WASHINGTON — While members of Congress serve in Washington away from home, it's the full-time jobs of the House and Senate chaplains to minister to them.
On the Senate side, Chaplain Barry Black leads a flock of 7,000. That's all 100 senators plus their staffs. He counsels them, performs marriages and funerals, and even teaches a weekly Bible study. He also has privileges on the Senate floor, and opens every session with prayer.
"Give us more legislators who are not afraid to call sin by its right name," he recently prayed.
An Intercessor Praying for Members of the Senate
"I am an intercessor and I am praying on behalf of the people I serve," Black told there is a pastor here in the Senate because they can't get to their pastor," he continued.
As Senate chaplain, Black has an intimate understanding of the challenges and pressures facing senators. He offered this prayer recently the day after Republican Senators Bob Corker and Jeff Flake traded political punches with President Donald Trump:
"Lord provide us with more patriots who will stand for right regardless of the consequences," he prayed.
"So I'm involved in their life," Black said. "Ezekiel said, I sat where they sit and I do, and my prayers reflect their aspirations, their dreams their desires, the challenges that they're facing and the solutions to the problems they are grappling with," he continued.
Take Heart – Prayer Is Not Dead in the Halls of Power
Many Americans fear prayer is dead in the nation's halls of power, that God is no longer welcome in these halls, but Black says take heart.
"The idea that simply because people are involved in government they do not have a connection with the transcendent I think is a faulty one. Certainly, there are morally, spiritually and ethically fit senators and staffers on Capitol Hill and they believe in prayer, they fast and pray. There are some lawmakers who once were interested in pursuing the ministry. There are lawmakers with divinity school degrees who are ordained preachers and there are lawmakers whose spirituality dwarfs my own," he said.
For Black, it's a privilege to serve God and country. He's served 14 years as Senate chaplain and 27 in the Navy where he rose to the rank of Rear Admiral. His command of the Scriptures came early as his mother enticed Black and his siblings with five cents for every verse memorized.

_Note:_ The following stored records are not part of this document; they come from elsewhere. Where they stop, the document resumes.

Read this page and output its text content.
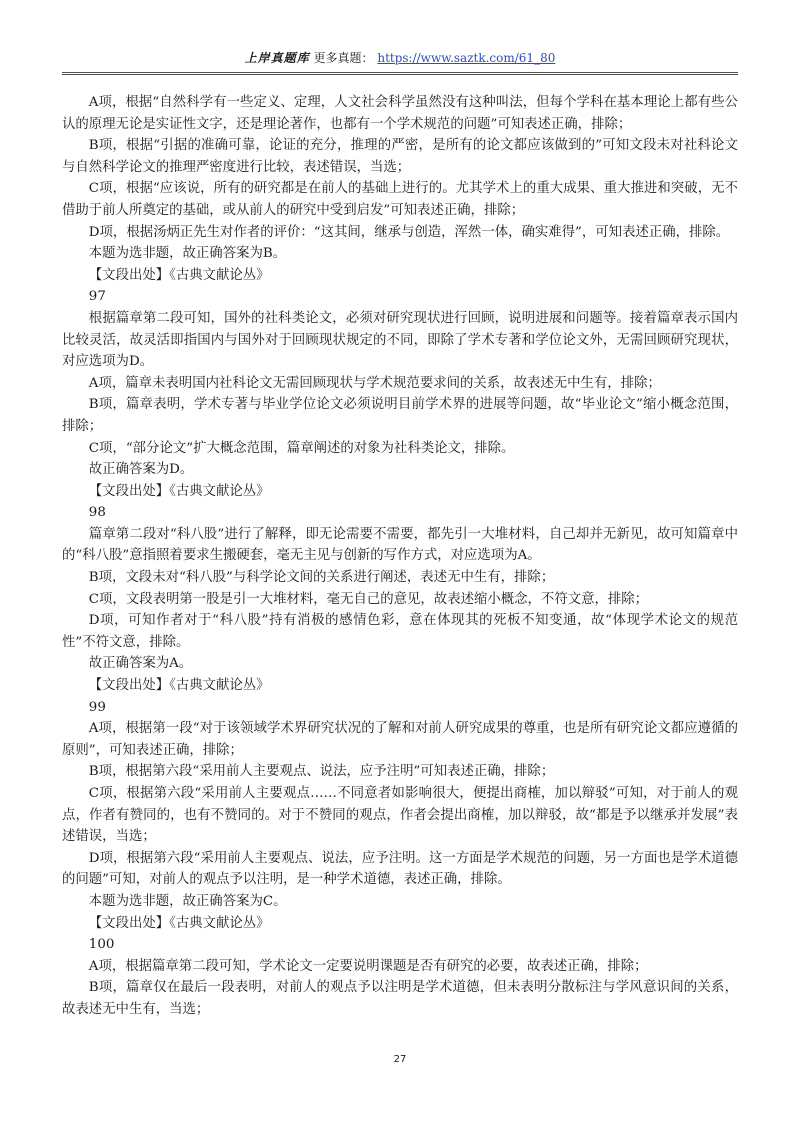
上岸真题库 更多真题： https://www.saztk.com/61_80

A项，根据“自然科学有一些定义、定理，人文社会科学虽然没有这种叫法，但每个学科在基本理论上都有些公认的原理无论是实证性文字，还是理论著作，也都有一个学术规范的问题”可知表述正确，排除；

B项，根据“引据的准确可靠，论证的充分，推理的严密，是所有的论文都应该做到的”可知文段未对社科论文与自然科学论文的推理严密度进行比较，表述错误，当选；

C项，根据“应该说，所有的研究都是在前人的基础上进行的。尤其学术上的重大成果、重大推进和突破，无不借助于前人所奠定的基础，或从前人的研究中受到启发”可知表述正确，排除；

D项，根据汤炳正先生对作者的评价：“这其间，继承与创造，浑然一体，确实难得”，可知表述正确，排除。

本题为选非题，故正确答案为B。

【文段出处】《古典文献论丛》

97

根据篇章第二段可知，国外的社科类论文，必须对研究现状进行回顾，说明进展和问题等。接着篇章表示国内比较灵活，故灵活即指国内与国外对于回顾现状规定的不同，即除了学术专著和学位论文外，无需回顾研究现状，对应选项为D。

A项，篇章未表明国内社科论文无需回顾现状与学术规范要求间的关系，故表述无中生有，排除；

B项，篇章表明，学术专著与毕业学位论文必须说明目前学术界的进展等问题，故“毕业论文”缩小概念范围，排除；

C项，“部分论文”扩大概念范围，篇章阐述的对象为社科类论文，排除。

故正确答案为D。

【文段出处】《古典文献论丛》

98

篇章第二段对“科八股”进行了解释，即无论需要不需要，都先引一大堆材料，自己却并无新见，故可知篇章中的“科八股”意指照着要求生搬硬套，毫无主见与创新的写作方式，对应选项为A。

B项，文段未对“科八股”与科学论文间的关系进行阐述，表述无中生有，排除；

C项，文段表明第一股是引一大堆材料，毫无自己的意见，故表述缩小概念，不符文意，排除；

D项，可知作者对于“科八股”持有消极的感情色彩，意在体现其的死板不知变通，故“体现学术论文的规范性”不符文意，排除。

故正确答案为A。

【文段出处】《古典文献论丛》

99

A项，根据第一段“对于该领域学术界研究状况的了解和对前人研究成果的尊重，也是所有研究论文都应遵循的原则”，可知表述正确，排除；

B项，根据第六段“采用前人主要观点、说法，应予注明”可知表述正确，排除；

C项，根据第六段“采用前人主要观点……不同意者如影响很大，便提出商榷，加以辩驳”可知，对于前人的观点，作者有赞同的，也有不赞同的。对于不赞同的观点，作者会提出商榷，加以辩驳，故“都是予以继承并发展”表述错误，当选；

D项，根据第六段“采用前人主要观点、说法，应予注明。这一方面是学术规范的问题，另一方面也是学术道德的问题”可知，对前人的观点予以注明，是一种学术道德，表述正确，排除。

本题为选非题，故正确答案为C。

【文段出处】《古典文献论丛》

100

A项，根据篇章第二段可知，学术论文一定要说明课题是否有研究的必要，故表述正确，排除；

B项，篇章仅在最后一段表明，对前人的观点予以注明是学术道德，但未表明分散标注与学风意识间的关系，故表述无中生有，当选；

27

"So if you would enter my domicile you would find my siblings and me searching the word of God for short Bible verses," he said to laughter at this year's National Prayer Breakfast, the biggest faith event in Washington. He shared his powerful testimony and brought the house down.
"Well, the Holy Spirit brought the house down at the prayer breakfast," he said.
"My Hope Is Built on Nothing Less"
At the conclusion of his speech, he increased his cadence the way a pastor would with these powerful words.
"My testimony is simply this - my hope is built on nothing less than Jesus blood and righteousness. I dare not trust the sweetest frame, but wholly lean on Jesus' name. On Christ the solid rock I stand," he thundered to enthusiastic "amens" and applause.
"A lot of people were praying for me. Ten senators got up before I spoke and said let's pray for the Chaplain. My wife basically told me when she realized how much intercession was going on on my behalf before I spoke, she said, 'there's no way that you could have bombed this time' so you know, the wife keeps you humble," he said with a chuckle.
Hundreds of Intercessors on Capitol Hill
What many Americans may not realize, he says, is not only is prayer alive and well, there are hundreds of intercessors on Capitol Hill.
"I get folk dropping by all the time, sometimes groups of individuals, dropping by all the time laying hands on me, praying for me. My staff knows that when a group comes in and when they leave my bow tie is crooked, they know that I was worked over by that group," he said with a smile. "And they are here to demonstrate to the forces of evil you cannot win. Greater is He who is in us than he who is in the world," he added.